David Borden [Executive Director, StoptheDrugWar.org]: "The resignation of Mexico's Attorney General in the midst of a veritable war between the government and drug traffickers - and amongst trafficking organizations - is unlikely to change much in the grand scheme of things. Prohibition will continue to divert billions of dollars from the licit economy into the organized criminal economy. Criminal organizations benefiting from those funds will continue to fight each other for control of turf, continue to fight the government when they find it necessary, and continue to bribe government officials. Mexican and American police organizations will continue to interdict some modest fraction of the drug supply before it reaches the consumers - some will resell it for personal profit - and the cartels orchestrating the trade will continue to produce a quantity of cocaine and opium equal to the projected consumer demand plus the amounts they anticipate will be seized by law enforcement. The net supply will continue to roughly equal the demand, and the frequent, sometimes addicted users will continue to use as they have done so all this time. And cartel leaders will continue to plough their vast profits into a diversified set of businesses, both clean and dirty.

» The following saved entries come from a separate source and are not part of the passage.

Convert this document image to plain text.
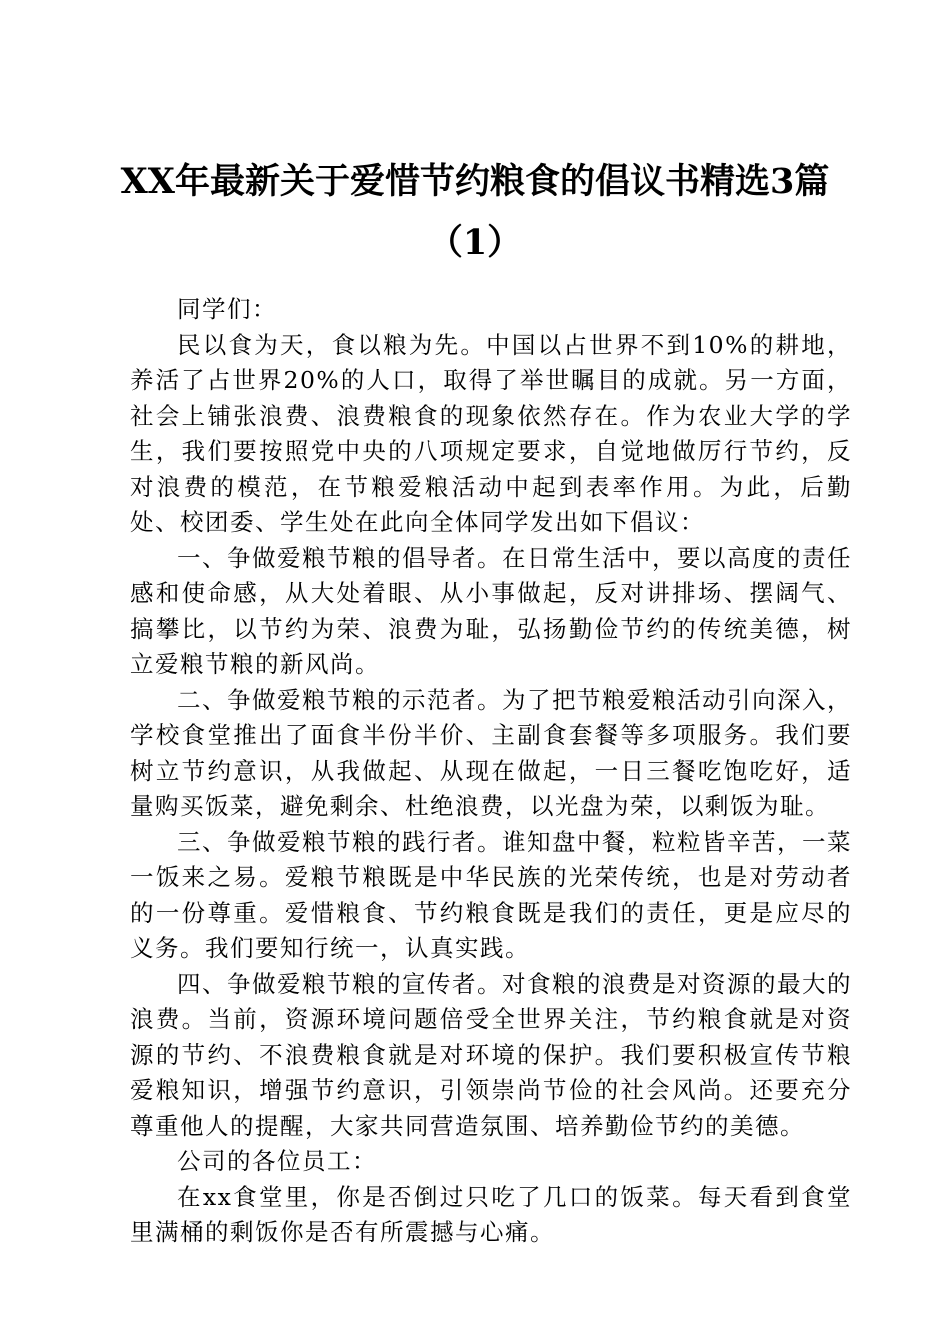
XX年最新关于爱惜节约粮食的倡议书精选3篇
（1）

同学们：

民以食为天，食以粮为先。中国以占世界不到10%的耕地，养活了占世界20%的人口，取得了举世瞩目的成就。另一方面，社会上铺张浪费、浪费粮食的现象依然存在。作为农业大学的学生，我们要按照党中央的八项规定要求，自觉地做厉行节约，反对浪费的模范，在节粮爱粮活动中起到表率作用。为此，后勤处、校团委、学生处在此向全体同学发出如下倡议：

一、争做爱粮节粮的倡导者。在日常生活中，要以高度的责任感和使命感，从大处着眼、从小事做起，反对讲排场、摆阔气、搞攀比，以节约为荣、浪费为耻，弘扬勤俭节约的传统美德，树立爱粮节粮的新风尚。

二、争做爱粮节粮的示范者。为了把节粮爱粮活动引向深入，学校食堂推出了面食半份半价、主副食套餐等多项服务。我们要树立节约意识，从我做起、从现在做起，一日三餐吃饱吃好，适量购买饭菜，避免剩余、杜绝浪费，以光盘为荣，以剩饭为耻。

三、争做爱粮节粮的践行者。谁知盘中餐，粒粒皆辛苦，一菜一饭来之易。爱粮节粮既是中华民族的光荣传统，也是对劳动者的一份尊重。爱惜粮食、节约粮食既是我们的责任，更是应尽的义务。我们要知行统一，认真实践。

四、争做爱粮节粮的宣传者。对食粮的浪费是对资源的最大的浪费。当前，资源环境问题倍受全世界关注，节约粮食就是对资源的节约、不浪费粮食就是对环境的保护。我们要积极宣传节粮爱粮知识，增强节约意识，引领崇尚节俭的社会风尚。还要充分尊重他人的提醒，大家共同营造氛围、培养勤俭节约的美德。

公司的各位员工：

在xx食堂里，你是否倒过只吃了几口的饭菜。每天看到食堂里满桶的剩饭你是否有所震撼与心痛。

The answer to the drug trade violence problem, the drug corruption problem, and even some of the public health problems related to drug abuse, is to end prohibition. That means legalization, in some well thought out, controlled form. Legalization would quickly put organized criminal groups out of the drug business, dramatically shrinking their total revenues and power. But it would also free addicts from the incubus of the criminal underground, which currently afflicts them with debilitating-level high prices, overdoses and poisonings due to the lack of regulation, spread of infectious diseases through the encouragement of needle sharing, fear of not being able to secure one's "fix," fear of getting caught, fear of seeking help. Political leaders in the US don't like to talk about this, but more and more Mexicans are doing so.
In the meanwhile, it's an open secret that President Calderon's crackdown is partly the cause of the dramatic escalation in violence with its grim consequences, over 4,500 deaths so far this year alone. As President Obama commented for CBS last March, "[Calderon] has taken them on in the same way that when, you know, Elliot Ness took on Al Capone back during Prohibition, oftentimes that causes even more violence." Short of ending prohibition, Mexico's choices may be limited to a return to the previous business-as-usual model with its lower level of violence, while fighting criminal corruption but more slowly and less dramatically; or an ongoing war that will claim tens or even hundreds of thousands more lives while failing to accomplish its goal. Scholars have much to offer on the first path, though politicians for obvious reasons don't like to publicly give such ideas voice."